Gemerkt, dass hier eine Herausforderung wartet, hat sie, als die junge Frau eine der Bücherwände aufräumte: Bei allen mehrbändigen Werken stand danach ein Band unten und war der Rest als offenbar überflüssig ganz nach oben geräumt. Alban Berg hätte ich also in meinem Musiklexikon nachschlagen können, sagt die alte Dame, für Strawinsky hätte ich erst auf eine Leiter steigen müssen - was ich nicht darf.

Sie kochte Tee, sie lud die junge Frau ein, sich eine Weile zu setzen. Sie erklärte ihr, dass Bücher manchmal aus mehreren Bänden bestehen. Es stellte sich heraus, dass die Fair Lady zwar bis zum Alter von 18 Jahren auf die Schule ging (auf eine französische), aber des Lesens kaum mächtig ist. So verbindet sich inzwischen jedes Putzen mit einer kleinen Schulstunde. Manchmal muss sich die alte Dame vorher selbst schlau machen und sie klingt froh, dass sie das noch kann. Die Sache mit den Zeitzonen zum Beispiel, die hat sie vorher noch mal nachgelesen. Denn jüngst stellte sich raus, dass die junge Frau zwar noch jede Menge Verwandte in Guadeloupe hat, aber nie entdeckte, dass diese in einer anderen Zeitzone leben. Ja, dass es so etwas überhaupt gibt. So gab es an einem Tag zum Tee: Zeitzonen.

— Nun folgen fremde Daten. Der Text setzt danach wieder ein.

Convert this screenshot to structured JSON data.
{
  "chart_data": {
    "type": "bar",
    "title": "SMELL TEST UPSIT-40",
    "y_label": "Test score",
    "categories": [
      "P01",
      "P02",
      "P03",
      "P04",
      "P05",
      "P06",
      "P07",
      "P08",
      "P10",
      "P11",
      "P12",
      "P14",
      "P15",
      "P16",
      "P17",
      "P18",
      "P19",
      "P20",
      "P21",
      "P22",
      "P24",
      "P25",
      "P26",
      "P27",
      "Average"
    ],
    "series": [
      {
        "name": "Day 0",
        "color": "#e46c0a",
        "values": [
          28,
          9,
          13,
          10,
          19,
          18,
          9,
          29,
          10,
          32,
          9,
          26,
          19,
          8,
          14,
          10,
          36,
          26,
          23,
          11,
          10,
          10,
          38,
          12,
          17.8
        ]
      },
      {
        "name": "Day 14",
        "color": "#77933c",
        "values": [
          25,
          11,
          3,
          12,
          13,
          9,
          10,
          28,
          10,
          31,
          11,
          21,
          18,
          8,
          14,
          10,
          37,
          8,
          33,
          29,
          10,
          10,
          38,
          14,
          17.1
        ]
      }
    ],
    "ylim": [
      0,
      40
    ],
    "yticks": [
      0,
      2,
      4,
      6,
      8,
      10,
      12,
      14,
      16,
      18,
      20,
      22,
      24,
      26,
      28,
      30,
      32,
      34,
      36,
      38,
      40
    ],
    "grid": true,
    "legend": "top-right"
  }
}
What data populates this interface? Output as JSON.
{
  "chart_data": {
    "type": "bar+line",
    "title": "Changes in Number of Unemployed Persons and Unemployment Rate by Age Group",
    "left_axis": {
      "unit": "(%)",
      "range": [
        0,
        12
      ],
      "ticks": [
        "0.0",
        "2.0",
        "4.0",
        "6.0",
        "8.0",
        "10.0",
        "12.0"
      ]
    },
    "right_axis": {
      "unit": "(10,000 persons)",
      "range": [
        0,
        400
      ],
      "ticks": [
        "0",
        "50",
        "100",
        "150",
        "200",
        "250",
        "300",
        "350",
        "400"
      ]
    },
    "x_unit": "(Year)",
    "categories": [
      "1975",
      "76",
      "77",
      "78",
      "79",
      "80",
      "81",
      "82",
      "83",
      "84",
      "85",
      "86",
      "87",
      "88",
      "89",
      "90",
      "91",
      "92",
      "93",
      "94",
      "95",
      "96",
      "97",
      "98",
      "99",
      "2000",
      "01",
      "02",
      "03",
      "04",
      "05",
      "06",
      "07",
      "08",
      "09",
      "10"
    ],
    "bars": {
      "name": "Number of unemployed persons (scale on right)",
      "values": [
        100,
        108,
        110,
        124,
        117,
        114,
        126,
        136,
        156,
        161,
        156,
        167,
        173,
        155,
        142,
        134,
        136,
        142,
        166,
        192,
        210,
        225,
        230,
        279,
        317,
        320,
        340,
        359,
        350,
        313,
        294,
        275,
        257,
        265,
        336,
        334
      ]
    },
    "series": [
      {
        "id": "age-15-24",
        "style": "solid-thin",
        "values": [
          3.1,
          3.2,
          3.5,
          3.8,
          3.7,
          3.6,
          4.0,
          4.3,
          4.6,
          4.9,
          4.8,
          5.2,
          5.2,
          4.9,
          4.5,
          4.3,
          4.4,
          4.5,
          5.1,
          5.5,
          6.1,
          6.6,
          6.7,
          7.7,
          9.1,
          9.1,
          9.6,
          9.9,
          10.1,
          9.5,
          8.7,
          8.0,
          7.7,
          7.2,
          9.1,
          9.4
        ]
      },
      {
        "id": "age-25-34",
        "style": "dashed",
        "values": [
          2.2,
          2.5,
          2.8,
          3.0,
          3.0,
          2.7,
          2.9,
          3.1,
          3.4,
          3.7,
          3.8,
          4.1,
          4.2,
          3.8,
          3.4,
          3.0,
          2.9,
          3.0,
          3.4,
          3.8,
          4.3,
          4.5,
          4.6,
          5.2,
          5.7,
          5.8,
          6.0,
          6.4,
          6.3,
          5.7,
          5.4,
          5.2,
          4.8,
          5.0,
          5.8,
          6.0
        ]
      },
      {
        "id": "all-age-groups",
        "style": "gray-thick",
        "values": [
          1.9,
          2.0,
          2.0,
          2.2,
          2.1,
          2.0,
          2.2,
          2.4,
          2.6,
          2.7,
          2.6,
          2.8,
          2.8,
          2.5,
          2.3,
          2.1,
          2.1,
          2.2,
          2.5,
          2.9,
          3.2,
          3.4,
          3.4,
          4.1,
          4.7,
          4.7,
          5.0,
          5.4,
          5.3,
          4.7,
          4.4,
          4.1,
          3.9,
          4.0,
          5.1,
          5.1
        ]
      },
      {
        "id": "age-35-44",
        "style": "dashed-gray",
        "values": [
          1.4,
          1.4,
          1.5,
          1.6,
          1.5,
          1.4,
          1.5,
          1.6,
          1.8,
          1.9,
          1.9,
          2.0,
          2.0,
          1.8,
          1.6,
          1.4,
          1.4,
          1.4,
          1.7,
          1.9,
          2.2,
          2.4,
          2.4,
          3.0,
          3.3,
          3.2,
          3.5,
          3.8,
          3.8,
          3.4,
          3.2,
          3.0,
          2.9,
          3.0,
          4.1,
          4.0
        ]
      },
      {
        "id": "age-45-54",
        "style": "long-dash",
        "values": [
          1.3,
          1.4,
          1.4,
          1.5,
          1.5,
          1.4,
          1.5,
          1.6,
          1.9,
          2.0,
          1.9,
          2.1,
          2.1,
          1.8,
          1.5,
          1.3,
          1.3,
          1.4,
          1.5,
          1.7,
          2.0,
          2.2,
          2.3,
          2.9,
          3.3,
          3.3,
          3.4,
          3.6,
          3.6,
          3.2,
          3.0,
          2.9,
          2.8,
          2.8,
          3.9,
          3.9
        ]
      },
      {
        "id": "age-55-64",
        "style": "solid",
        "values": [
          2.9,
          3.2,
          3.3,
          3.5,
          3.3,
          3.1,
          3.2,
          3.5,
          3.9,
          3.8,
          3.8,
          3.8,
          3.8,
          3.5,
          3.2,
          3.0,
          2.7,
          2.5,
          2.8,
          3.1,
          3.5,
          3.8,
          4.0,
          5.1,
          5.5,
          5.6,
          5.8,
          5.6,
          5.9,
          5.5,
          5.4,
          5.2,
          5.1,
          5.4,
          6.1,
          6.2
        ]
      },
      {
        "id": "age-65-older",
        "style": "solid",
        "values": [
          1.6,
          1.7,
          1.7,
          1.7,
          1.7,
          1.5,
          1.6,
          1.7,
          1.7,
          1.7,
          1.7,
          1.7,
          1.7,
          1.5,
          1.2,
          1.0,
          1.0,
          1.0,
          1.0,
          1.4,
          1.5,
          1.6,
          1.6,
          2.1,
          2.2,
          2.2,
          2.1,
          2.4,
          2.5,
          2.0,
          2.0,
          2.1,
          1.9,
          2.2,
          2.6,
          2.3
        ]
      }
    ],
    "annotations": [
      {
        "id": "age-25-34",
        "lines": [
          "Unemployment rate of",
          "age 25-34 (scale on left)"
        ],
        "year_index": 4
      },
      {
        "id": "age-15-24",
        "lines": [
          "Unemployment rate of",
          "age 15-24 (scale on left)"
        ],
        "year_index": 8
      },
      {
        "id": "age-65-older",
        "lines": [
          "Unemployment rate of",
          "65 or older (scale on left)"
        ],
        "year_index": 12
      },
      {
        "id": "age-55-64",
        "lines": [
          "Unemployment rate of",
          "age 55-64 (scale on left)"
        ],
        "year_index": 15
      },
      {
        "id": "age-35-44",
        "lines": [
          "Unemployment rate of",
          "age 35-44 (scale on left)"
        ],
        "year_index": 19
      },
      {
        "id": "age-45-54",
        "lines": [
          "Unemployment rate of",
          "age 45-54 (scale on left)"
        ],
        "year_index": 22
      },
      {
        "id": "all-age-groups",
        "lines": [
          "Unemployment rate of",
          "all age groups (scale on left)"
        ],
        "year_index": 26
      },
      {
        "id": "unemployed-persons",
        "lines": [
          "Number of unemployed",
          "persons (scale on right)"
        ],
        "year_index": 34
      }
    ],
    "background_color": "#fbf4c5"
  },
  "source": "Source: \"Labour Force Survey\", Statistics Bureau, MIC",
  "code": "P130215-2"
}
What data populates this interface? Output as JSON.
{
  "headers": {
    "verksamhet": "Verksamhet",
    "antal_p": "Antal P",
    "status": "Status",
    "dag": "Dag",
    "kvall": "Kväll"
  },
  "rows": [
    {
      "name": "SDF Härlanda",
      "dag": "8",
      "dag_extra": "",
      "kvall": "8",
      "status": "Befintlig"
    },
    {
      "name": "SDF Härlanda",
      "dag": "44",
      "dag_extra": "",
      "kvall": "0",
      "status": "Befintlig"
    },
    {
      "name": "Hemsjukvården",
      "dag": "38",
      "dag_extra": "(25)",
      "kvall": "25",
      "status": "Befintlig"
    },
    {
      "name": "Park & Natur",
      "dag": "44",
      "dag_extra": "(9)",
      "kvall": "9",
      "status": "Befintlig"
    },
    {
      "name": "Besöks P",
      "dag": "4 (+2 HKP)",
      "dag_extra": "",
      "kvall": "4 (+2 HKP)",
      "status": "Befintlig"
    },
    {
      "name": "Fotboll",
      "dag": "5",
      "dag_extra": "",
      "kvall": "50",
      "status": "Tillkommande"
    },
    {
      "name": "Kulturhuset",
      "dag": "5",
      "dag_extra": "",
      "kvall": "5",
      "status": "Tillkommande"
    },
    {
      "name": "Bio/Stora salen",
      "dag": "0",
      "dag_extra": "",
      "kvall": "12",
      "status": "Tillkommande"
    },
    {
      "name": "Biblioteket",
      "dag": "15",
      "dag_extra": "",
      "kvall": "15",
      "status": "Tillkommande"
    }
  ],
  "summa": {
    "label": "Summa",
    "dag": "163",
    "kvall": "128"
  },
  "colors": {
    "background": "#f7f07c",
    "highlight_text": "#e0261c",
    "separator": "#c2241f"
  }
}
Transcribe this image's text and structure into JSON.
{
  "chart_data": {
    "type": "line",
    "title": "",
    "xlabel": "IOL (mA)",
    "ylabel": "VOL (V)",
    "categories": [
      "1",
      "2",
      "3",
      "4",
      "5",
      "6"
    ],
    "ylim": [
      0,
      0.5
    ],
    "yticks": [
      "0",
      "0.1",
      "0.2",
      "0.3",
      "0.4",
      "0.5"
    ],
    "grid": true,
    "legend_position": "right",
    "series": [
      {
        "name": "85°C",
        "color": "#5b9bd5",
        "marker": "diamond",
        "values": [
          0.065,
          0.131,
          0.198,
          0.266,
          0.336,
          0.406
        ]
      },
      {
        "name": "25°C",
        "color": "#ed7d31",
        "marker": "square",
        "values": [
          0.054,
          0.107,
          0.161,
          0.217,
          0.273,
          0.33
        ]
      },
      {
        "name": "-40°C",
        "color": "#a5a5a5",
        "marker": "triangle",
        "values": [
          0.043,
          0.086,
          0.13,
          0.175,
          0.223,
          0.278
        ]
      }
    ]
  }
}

Nächstes Mal, sagt die alte Schriftstellerin und lacht hell wie ein Mädchen, nächstes Mal werde ich ihr erklären, wer Lady Macbeth ist. Diese Frage stellte sich, als ihr die Bemerkung rausrutschte, morgen komme ja auch wieder Lady Macbeth. Denn zwar mag die alte Dame ab und zu gern die Lehrerin geben. Aber sie hat in ihr neues Leben die Schärfe und den sie selbst nicht ausschließenden Spott mitgenommen, die ihr altes auszeichneten. Und die Frau vom sozialen Dienst, findet sie, ist ihre Lady Macbeth, die sie zu Taten drängt.